Cooking directly over a fire gives you very little control over the heat — and it coats your pots and pans with a nasty layer of soot.  But I learned that if I built a small fire and let it burn until I got a good bed of coals, then moved the fire over with a couple of sticks exposing the coals, that I had a perfect outdoor “stove.”  A pan placed in the center of the coal bed would get very hot and quickly bring water to a furious boil.  Move the pot out from the center and I’d have medium heat.  And if I wanted a simmer, I just moved my pot to the edge of the coals.  And when you cook on coals instead of over fire, you get NO SOOT on your pan!

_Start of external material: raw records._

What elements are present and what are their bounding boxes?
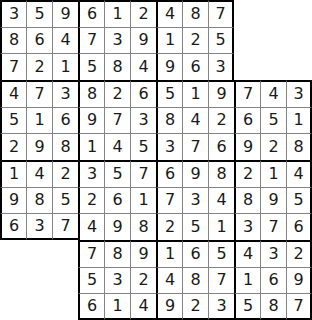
cell-r2c2: 6 bbox=[26, 27, 52, 54]
cell-r10c7: 1 bbox=[156, 240, 182, 267]
cell-r5c12: 1 bbox=[286, 107, 312, 134]
twodoku-board: 3596124878647391257215849634738265197435… bbox=[0, 0, 312, 320]
cell-r10c12: 2 bbox=[286, 240, 312, 267]
cell-r11c11: 6 bbox=[260, 267, 286, 294]
cell-r6c2: 9 bbox=[26, 133, 52, 160]
page: 3596124878647391257215849634738265197435… bbox=[0, 0, 312, 320]
empty-space bbox=[0, 240, 26, 267]
empty-space bbox=[26, 240, 52, 267]
cell-r1c3: 9 bbox=[52, 0, 78, 27]
cell-r5c1: 5 bbox=[0, 107, 26, 134]
cell-r11c5: 3 bbox=[104, 267, 130, 294]
cell-r8c4: 2 bbox=[78, 187, 104, 214]
empty-space bbox=[0, 293, 26, 320]
cell-r8c10: 8 bbox=[234, 187, 260, 214]
cell-r1c1: 3 bbox=[0, 0, 26, 27]
empty-space bbox=[52, 240, 78, 267]
cell-r12c10: 5 bbox=[234, 293, 260, 320]
cell-r11c4: 5 bbox=[78, 267, 104, 294]
empty-space bbox=[234, 27, 260, 54]
empty-space bbox=[26, 293, 52, 320]
cell-r5c6: 3 bbox=[130, 107, 156, 134]
cell-r9c2: 3 bbox=[26, 213, 52, 240]
empty-space bbox=[286, 27, 312, 54]
cell-r9c6: 8 bbox=[130, 213, 156, 240]
cell-r3c3: 1 bbox=[52, 53, 78, 80]
empty-space bbox=[0, 267, 26, 294]
cell-r1c9: 7 bbox=[208, 0, 234, 27]
cell-r9c5: 9 bbox=[104, 213, 130, 240]
cell-r4c6: 6 bbox=[130, 80, 156, 107]
cell-r6c4: 1 bbox=[78, 133, 104, 160]
empty-space bbox=[286, 53, 312, 80]
cell-r6c9: 6 bbox=[208, 133, 234, 160]
cell-r5c9: 2 bbox=[208, 107, 234, 134]
cell-r10c6: 9 bbox=[130, 240, 156, 267]
cell-r7c6: 7 bbox=[130, 160, 156, 187]
cell-r11c10: 1 bbox=[234, 267, 260, 294]
cell-r12c12: 7 bbox=[286, 293, 312, 320]
cell-r9c8: 5 bbox=[182, 213, 208, 240]
cell-r7c3: 2 bbox=[52, 160, 78, 187]
cell-r11c9: 7 bbox=[208, 267, 234, 294]
cell-r11c12: 9 bbox=[286, 267, 312, 294]
cell-r8c2: 8 bbox=[26, 187, 52, 214]
cell-r3c5: 8 bbox=[104, 53, 130, 80]
cell-r10c11: 3 bbox=[260, 240, 286, 267]
cell-r12c4: 6 bbox=[78, 293, 104, 320]
cell-r3c2: 2 bbox=[26, 53, 52, 80]
cell-r10c8: 6 bbox=[182, 240, 208, 267]
empty-space bbox=[234, 0, 260, 27]
cell-r2c3: 4 bbox=[52, 27, 78, 54]
cell-r8c5: 6 bbox=[104, 187, 130, 214]
cell-r10c5: 8 bbox=[104, 240, 130, 267]
cell-r2c8: 2 bbox=[182, 27, 208, 54]
cell-r5c7: 8 bbox=[156, 107, 182, 134]
cell-r4c4: 8 bbox=[78, 80, 104, 107]
cell-r7c1: 1 bbox=[0, 160, 26, 187]
cell-r3c7: 9 bbox=[156, 53, 182, 80]
cell-r7c10: 2 bbox=[234, 160, 260, 187]
cell-r7c8: 9 bbox=[182, 160, 208, 187]
cell-r9c3: 7 bbox=[52, 213, 78, 240]
cell-r12c8: 2 bbox=[182, 293, 208, 320]
cell-r4c1: 4 bbox=[0, 80, 26, 107]
cell-r8c6: 1 bbox=[130, 187, 156, 214]
cell-r7c4: 3 bbox=[78, 160, 104, 187]
cell-r12c6: 4 bbox=[130, 293, 156, 320]
cell-r10c10: 4 bbox=[234, 240, 260, 267]
empty-space bbox=[260, 53, 286, 80]
cell-r12c11: 8 bbox=[260, 293, 286, 320]
cell-r9c9: 1 bbox=[208, 213, 234, 240]
cell-r2c5: 3 bbox=[104, 27, 130, 54]
cell-r2c4: 7 bbox=[78, 27, 104, 54]
cell-r1c8: 8 bbox=[182, 0, 208, 27]
empty-space bbox=[286, 0, 312, 27]
cell-r5c4: 9 bbox=[78, 107, 104, 134]
cell-r3c8: 6 bbox=[182, 53, 208, 80]
cell-r8c12: 5 bbox=[286, 187, 312, 214]
cell-r1c6: 2 bbox=[130, 0, 156, 27]
cell-r4c3: 3 bbox=[52, 80, 78, 107]
cell-r2c1: 8 bbox=[0, 27, 26, 54]
cell-r9c7: 2 bbox=[156, 213, 182, 240]
cell-r6c8: 7 bbox=[182, 133, 208, 160]
cell-r4c2: 7 bbox=[26, 80, 52, 107]
cell-r11c6: 2 bbox=[130, 267, 156, 294]
cell-r8c3: 5 bbox=[52, 187, 78, 214]
cell-r6c7: 3 bbox=[156, 133, 182, 160]
cell-r5c2: 1 bbox=[26, 107, 52, 134]
cell-r12c5: 1 bbox=[104, 293, 130, 320]
cell-r4c5: 2 bbox=[104, 80, 130, 107]
cell-r6c10: 9 bbox=[234, 133, 260, 160]
cell-r3c1: 7 bbox=[0, 53, 26, 80]
cell-r6c3: 8 bbox=[52, 133, 78, 160]
cell-r3c9: 3 bbox=[208, 53, 234, 80]
cell-r5c11: 5 bbox=[260, 107, 286, 134]
empty-space bbox=[260, 0, 286, 27]
cell-r1c4: 6 bbox=[78, 0, 104, 27]
cell-r11c8: 8 bbox=[182, 267, 208, 294]
cell-r8c9: 4 bbox=[208, 187, 234, 214]
empty-space bbox=[52, 267, 78, 294]
cell-r6c5: 4 bbox=[104, 133, 130, 160]
cell-r3c6: 4 bbox=[130, 53, 156, 80]
cell-r6c12: 8 bbox=[286, 133, 312, 160]
cell-r7c5: 5 bbox=[104, 160, 130, 187]
cell-r2c7: 1 bbox=[156, 27, 182, 54]
cell-r3c4: 5 bbox=[78, 53, 104, 80]
cell-r1c7: 4 bbox=[156, 0, 182, 27]
cell-r4c10: 7 bbox=[234, 80, 260, 107]
empty-space bbox=[26, 267, 52, 294]
cell-r8c8: 3 bbox=[182, 187, 208, 214]
cell-r7c9: 8 bbox=[208, 160, 234, 187]
cell-r4c12: 3 bbox=[286, 80, 312, 107]
cell-r9c12: 6 bbox=[286, 213, 312, 240]
empty-space bbox=[234, 53, 260, 80]
cell-r9c10: 3 bbox=[234, 213, 260, 240]
cell-r5c10: 6 bbox=[234, 107, 260, 134]
cell-r9c1: 6 bbox=[0, 213, 26, 240]
cell-r10c4: 7 bbox=[78, 240, 104, 267]
cell-r8c7: 7 bbox=[156, 187, 182, 214]
cell-r12c9: 3 bbox=[208, 293, 234, 320]
cell-r4c7: 5 bbox=[156, 80, 182, 107]
cell-r6c1: 2 bbox=[0, 133, 26, 160]
cell-r1c5: 1 bbox=[104, 0, 130, 27]
empty-space bbox=[52, 293, 78, 320]
cell-r1c2: 5 bbox=[26, 0, 52, 27]
cell-r6c6: 5 bbox=[130, 133, 156, 160]
cell-r7c12: 4 bbox=[286, 160, 312, 187]
cell-r7c11: 1 bbox=[260, 160, 286, 187]
cell-r2c6: 9 bbox=[130, 27, 156, 54]
cell-r4c9: 9 bbox=[208, 80, 234, 107]
cell-r4c11: 4 bbox=[260, 80, 286, 107]
cell-r9c11: 7 bbox=[260, 213, 286, 240]
cell-r11c7: 4 bbox=[156, 267, 182, 294]
cell-r5c3: 6 bbox=[52, 107, 78, 134]
cell-r7c7: 6 bbox=[156, 160, 182, 187]
cell-r4c8: 1 bbox=[182, 80, 208, 107]
cell-r6c11: 2 bbox=[260, 133, 286, 160]
cell-r8c1: 9 bbox=[0, 187, 26, 214]
cell-r12c7: 9 bbox=[156, 293, 182, 320]
cell-r8c11: 9 bbox=[260, 187, 286, 214]
cell-r2c9: 5 bbox=[208, 27, 234, 54]
cell-r5c8: 4 bbox=[182, 107, 208, 134]
cell-r5c5: 7 bbox=[104, 107, 130, 134]
cell-r7c2: 4 bbox=[26, 160, 52, 187]
empty-space bbox=[260, 27, 286, 54]
cell-r10c9: 5 bbox=[208, 240, 234, 267]
cell-r9c4: 4 bbox=[78, 213, 104, 240]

The first oyster mushrooms I found on our property

Thinking about all the fun Ron and I had building campfires and cooking over them naturally led to reminiscing about our adventures with wild edibles.  I got interested in studying wild foods in the late 1990’s.  It took a few years to become proficient at being able to make decent meals from foraged ingredients.

Then I started getting bored with roots and veggies, nuts and berries, so decided that wild mushrooms would add a nice touch to my wild meals.  So I plunged into intensive mushroom study.  I was very fortunate in that David Fischer, author of Edible Wild Mushrooms of North America, was extremely approachable by email and cheerfully helped me positively identify photos of my earlier finds before I dared to eat them.

Chanterelles found in the Talladega National Forest

I used to like to hike out into a national forest with no food except salt, sugar, coffee, tea and a small bottle of olive oil, and eat only what I could forage.  The first day was always a little scary, but after that I would just keep finding good things to eat so the problem would be to not gather so much that it would be wasted. (Except in winter, of course.  I would starve to death then!)

There were also experiments with all kinds of primitive shelter building.  My most elaborate was a wickiup, pictured here partially built.  Since I didn’t have good thatching material on our property, I cheated and bought hay.  😀

Wickiup building in progress

I think that what has made all of those experiences resurge in my memory is the knowledge that, due to health problems, I won’t ever be able to backpack again.  I guess that’s something everyone has to come to grips with as they age.  Some of the good times are forever gone.

But it has reminded me that even if I can’t climb mountains or backpack anymore, I can still get out, build a campfire, and relish the satisfaction of being self-sufficient enough to cook without all the modern trappings of society.

And, in doing so, to capture a little of what our ancestors must have felt as they went about their daily affairs.

(NOTE:  Since this subject is so special to me, I am re-posting this as a permanent page so that it won’t disappear into my blog’s archives.)